DVD Review: Three Wishes for Cinderella


★★★★☆

For all of the great opportunities that film festivals give to explore the cinema of other cultures, it’s always worth remembering that they’re curated with international audiences in mind – and often for those with a love of auteur-driven arthouse fare. In many cases, the films that travel well aren’t those that achieve domestic success. This could be said of the Czech Republic: UK film fans might associate the country with the Czech New Wave, or a modern vein of satirical social realism, but remain unaware of the national obsession with cinematic fairytales.

Fortunately Second Run DVD have stepped in to release one of the most beloved examples, Václav Vorlícek’s wonderful Three Wishes for Cinderella. It’s a real charmer and something of a ubiquitous Christmas classic across Europe – playing annually as part of the festive television season everywhere from Germany and Switzerland to Norway, Ukraine and Russia. This is a fairytale princess from the early 1970s who reflected the society of her time, embracing the empowerment of feminism that Disney wouldn’t catch up with for a long while to come. This is partly due to the variation of the Cinderella story that is the most common in the region, one in which Cinders thrice appears to bewitch the prince and teasingly disappear. 
Her proclivity for mischief comes to the fore in the winning performance of Libuše Šafránková (who would go on to appear in The Little Mermaid for Karel Kachyňa three years later). Her flirtatious agency is a joy to watch and shares a similar twinkle in the eye to Magda Vášáryová’s turn in Jiří Menzel’s 1980 comedy Cutting It Short. This Cinderella – or Popelka – is not a naïf locked up in a slimy cellar waiting for magical intervention or to be saved by a handsome prince.
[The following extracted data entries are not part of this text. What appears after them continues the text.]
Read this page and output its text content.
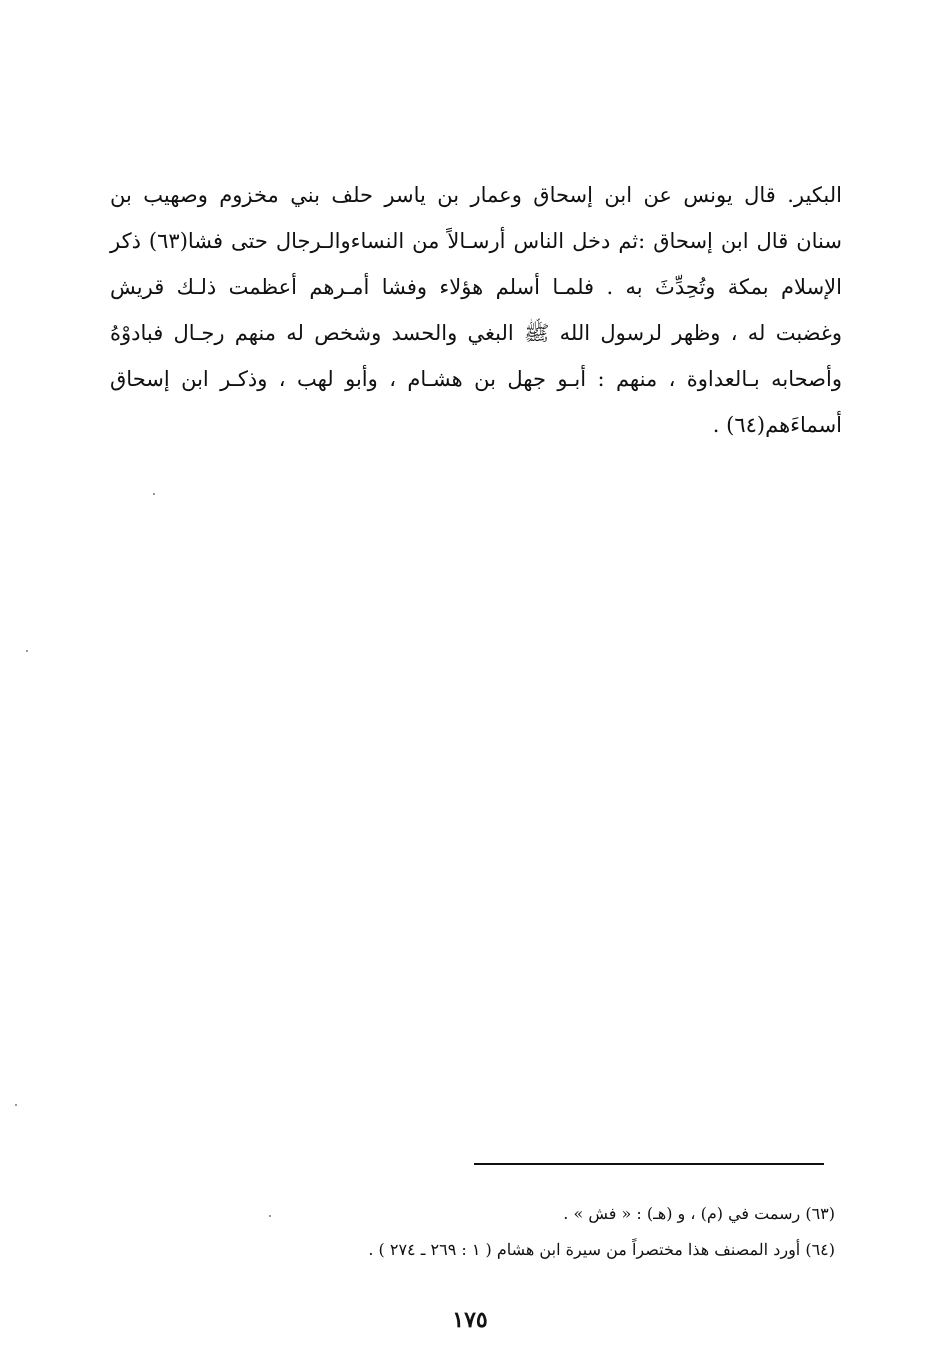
البكير. قال يونس عن ابن إسحاق وعمار بن ياسر حلف بني مخزوم وصهيب بن
سنان قال ابن إسحاق :ثم دخل الناس أرسـالاً من النساءوالـرجال حتى فشا(٦٣) ذكر
الإسلام بمكة وتُحِدِّثَ به . فلمـا أسلم هؤلاء وفشا أمـرهم أعظمت ذلـك قريش
وغضبت له ، وظهر لرسول الله ﷺ البغي والحسد وشخص له منهم رجـال فبادوْهُ
وأصحابه بـالعداوة ، منهم : أبـو جهل بن هشـام ، وأبو لهب ، وذكـر ابن إسحاق
أسماءَهم(٦٤) .
(٦٣) رسمت في (م) ، و (هـ) : « فش » .
(٦٤) أورد المصنف هذا مختصراً من سيرة ابن هشام ( ١ : ٢٦٩ ـ ٢٧٤ ) .
١٧٥
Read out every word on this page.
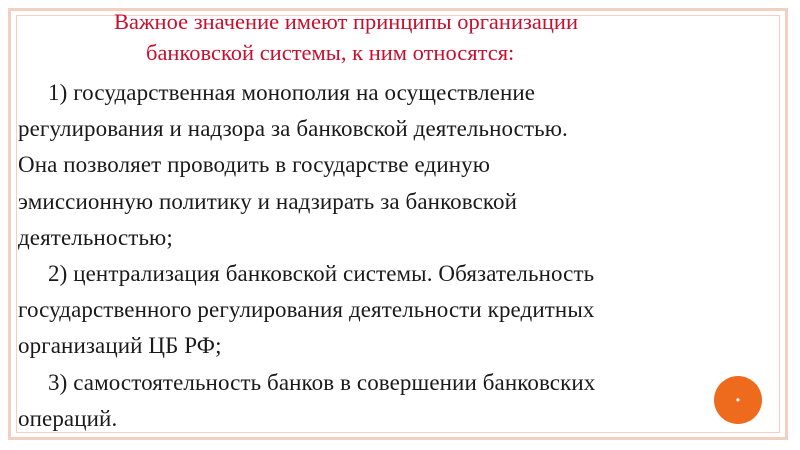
Важное значение имеют принципы организации
банковской системы, к ним относятся:

1) государственная монополия на осуществление
регулирования и надзора за банковской деятельностью.
Она позволяет проводить в государстве единую
эмиссионную политику и надзирать за банковской
деятельностью;
2) централизация банковской системы. Обязательность
государственного регулирования деятельности кредитных
организаций ЦБ РФ;
3) самостоятельность банков в совершении банковских
операций.

•
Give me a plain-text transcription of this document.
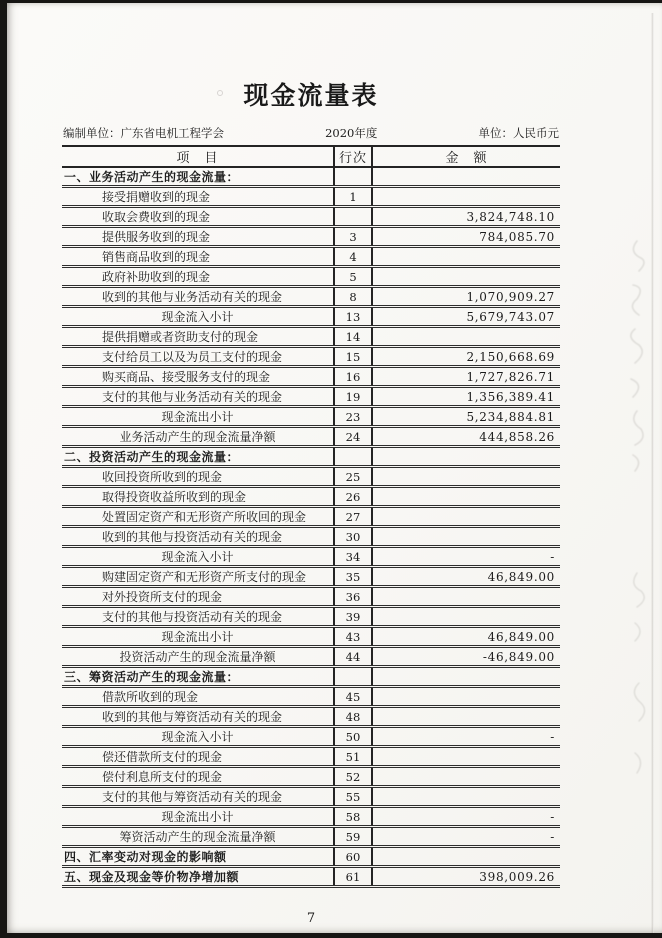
现金流量表
编制单位：广东省电机工程学会	2020年度	单位：人民币元
项　目	行次	金　额
一、业务活动产生的现金流量：		
接受捐赠收到的现金	1	
收取会费收到的现金		3,824,748.10
提供服务收到的现金	3	784,085.70
销售商品收到的现金	4	
政府补助收到的现金	5	
收到的其他与业务活动有关的现金	8	1,070,909.27
现金流入小计	13	5,679,743.07
提供捐赠或者资助支付的现金	14	
支付给员工以及为员工支付的现金	15	2,150,668.69
购买商品、接受服务支付的现金	16	1,727,826.71
支付的其他与业务活动有关的现金	19	1,356,389.41
现金流出小计	23	5,234,884.81
业务活动产生的现金流量净额	24	444,858.26
二、投资活动产生的现金流量：		
收回投资所收到的现金	25	
取得投资收益所收到的现金	26	
处置固定资产和无形资产所收回的现金	27	
收到的其他与投资活动有关的现金	30	
现金流入小计	34	-
购建固定资产和无形资产所支付的现金	35	46,849.00
对外投资所支付的现金	36	
支付的其他与投资活动有关的现金	39	
现金流出小计	43	46,849.00
投资活动产生的现金流量净额	44	-46,849.00
三、筹资活动产生的现金流量：		
借款所收到的现金	45	
收到的其他与筹资活动有关的现金	48	
现金流入小计	50	-
偿还借款所支付的现金	51	
偿付利息所支付的现金	52	
支付的其他与筹资活动有关的现金	55	
现金流出小计	58	-
筹资活动产生的现金流量净额	59	-
四、汇率变动对现金的影响额	60	
五、现金及现金等价物净增加额	61	398,009.26
7
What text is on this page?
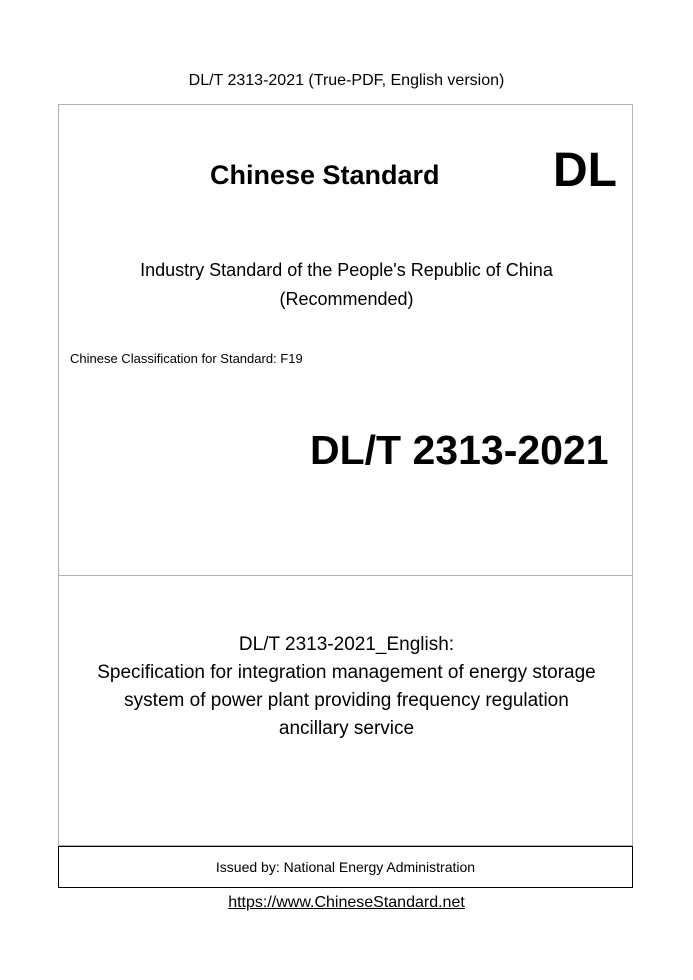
DL/T 2313-2021 (True-PDF, English version)
Chinese Standard DL
Industry Standard of the People's Republic of China
(Recommended)
Chinese Classification for Standard: F19
DL/T 2313-2021
DL/T 2313-2021_English:
Specification for integration management of energy storage
system of power plant providing frequency regulation
ancillary service
Issued by: National Energy Administration
https://www.ChineseStandard.net
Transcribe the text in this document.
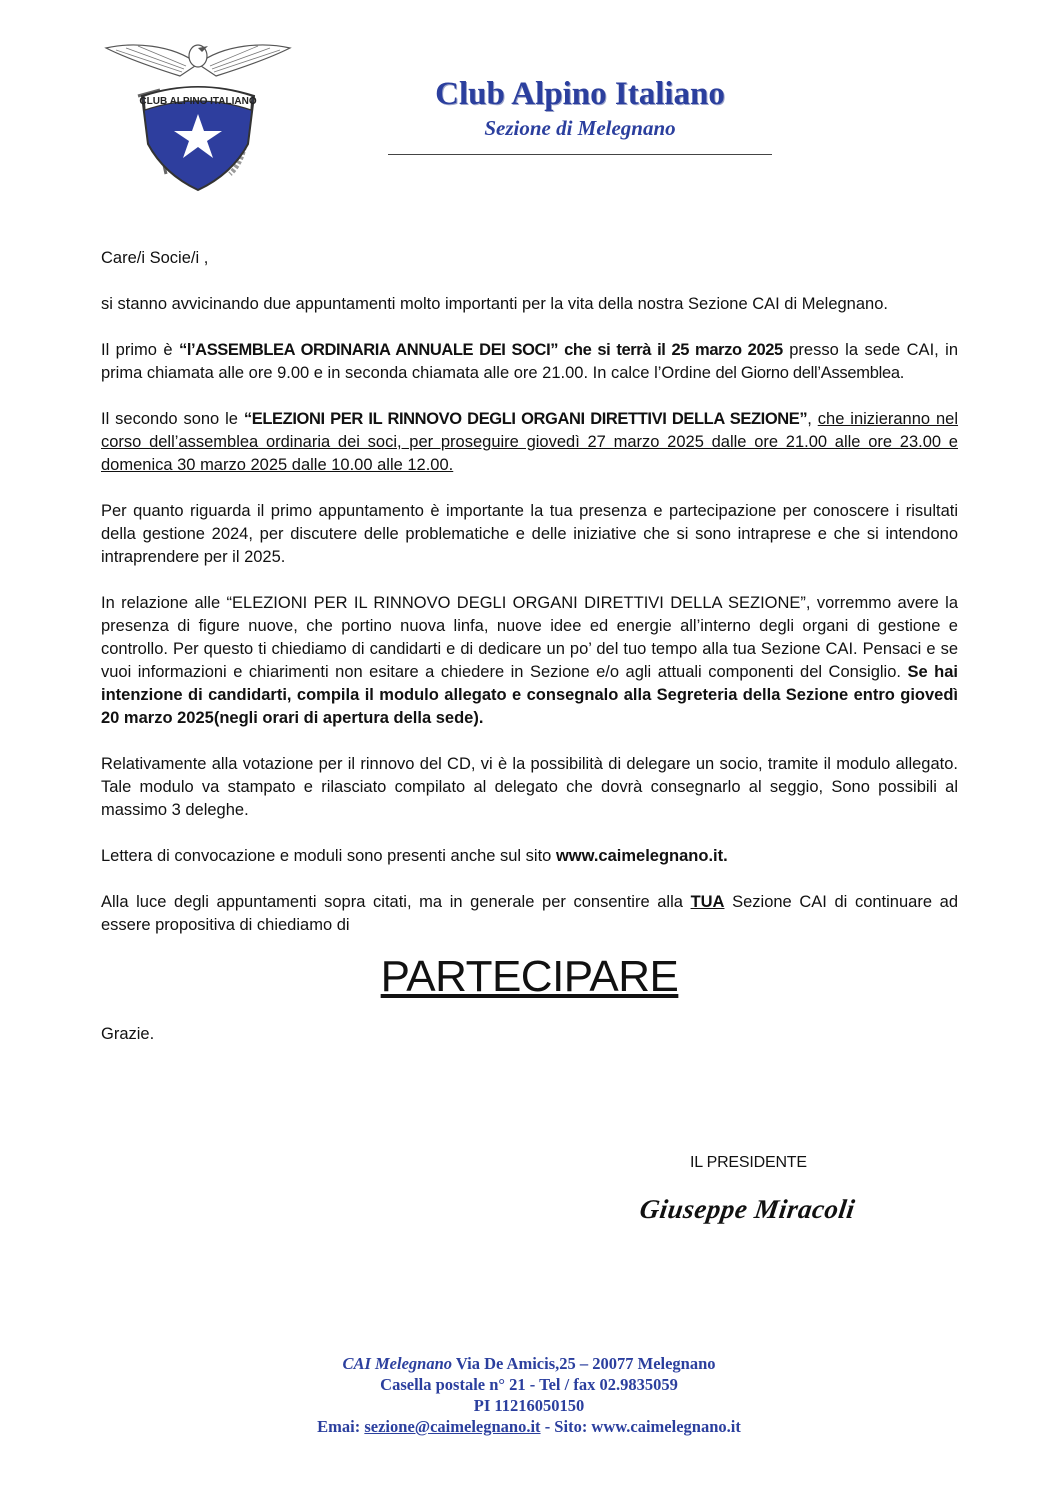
CLUB ALPINO ITALIANO	Club Alpino Italiano
Sezione di Melegnano

Care/i Socie/i ,

si stanno avvicinando due appuntamenti molto importanti per la vita della nostra Sezione CAI di Melegnano.

Il primo è “l’ASSEMBLEA ORDINARIA ANNUALE DEI SOCI” che si terrà il 25 marzo 2025 presso la sede CAI, in prima chiamata alle ore 9.00 e in seconda chiamata alle ore 21.00. In calce l’Ordine del Giorno dell’Assemblea.

Il secondo sono le “ELEZIONI PER IL RINNOVO DEGLI ORGANI DIRETTIVI DELLA SEZIONE”, che inizieranno nel corso dell’assemblea ordinaria dei soci, per proseguire giovedì 27 marzo 2025 dalle ore 21.00 alle ore 23.00 e domenica 30 marzo 2025 dalle 10.00 alle 12.00.

Per quanto riguarda il primo appuntamento è importante la tua presenza e partecipazione per conoscere i risultati della gestione 2024, per discutere delle problematiche e delle iniziative che si sono intraprese e che si intendono intraprendere per il 2025.

In relazione alle “ELEZIONI PER IL RINNOVO DEGLI ORGANI DIRETTIVI DELLA SEZIONE”, vorremmo avere la presenza di figure nuove, che portino nuova linfa, nuove idee ed energie all’interno degli organi di gestione e controllo. Per questo ti chiediamo di candidarti e di dedicare un po’ del tuo tempo alla tua Sezione CAI. Pensaci e se vuoi informazioni e chiarimenti non esitare a chiedere in Sezione e/o agli attuali componenti del Consiglio. Se hai intenzione di candidarti, compila il modulo allegato e consegnalo alla Segreteria della Sezione entro giovedì 20 marzo 2025(negli orari di apertura della sede).

Relativamente alla votazione per il rinnovo del CD, vi è la possibilità di delegare un socio, tramite il modulo allegato. Tale modulo va stampato e rilasciato compilato al delegato che dovrà consegnarlo al seggio, Sono possibili al massimo 3 deleghe.

Lettera di convocazione e moduli sono presenti anche sul sito www.caimelegnano.it.

Alla luce degli appuntamenti sopra citati, ma in generale per consentire alla TUA Sezione CAI di continuare ad essere propositiva di chiediamo di

PARTECIPARE

Grazie.

IL PRESIDENTE
Giuseppe Miracoli
CAI Melegnano Via De Amicis,25 – 20077 Melegnano
Casella postale n° 21 - Tel / fax 02.9835059
PI 11216050150
Emai: sezione@caimelegnano.it - Sito: www.caimelegnano.it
Even before she receives three enchanted walnuts that inspire the action of the story, her force of personality is readily apparent.

When she outrides the prince through the snowy forest, it’s down to her natural ability – not a fairy godmother – and when she beats the prince at shooting, it’s the skills learned from her father. Where Šafránková’s Cinderella is concerned, the beautiful dress that she wears to the ball – procured from one of her enchanted nuts – is the icing on the cake of a protracted and playful relationship with the prince. In this instance, Cinders also feels more naturally at ease with animals and her woodland home than the graceful gentility of her animated cousins.

This does manifest in a touch that chimes with Disney-like tradition: when her evil stepmother wants to keep her occupied she pours seeds and grain into a pile on the floor and orders Popelka to separate them. But fear not, a flock of doves fly in the window and sort them while Popelka goes on her adventures. These are shot with a soft radiance by Josef Illík, intensifying the film’s folkloric quality and emphasising the dazzling snowy setting that makes this endearing fairytale all the more timeless even as its underlying politics and the irresistible Šafránková give it a decidedly modern slant.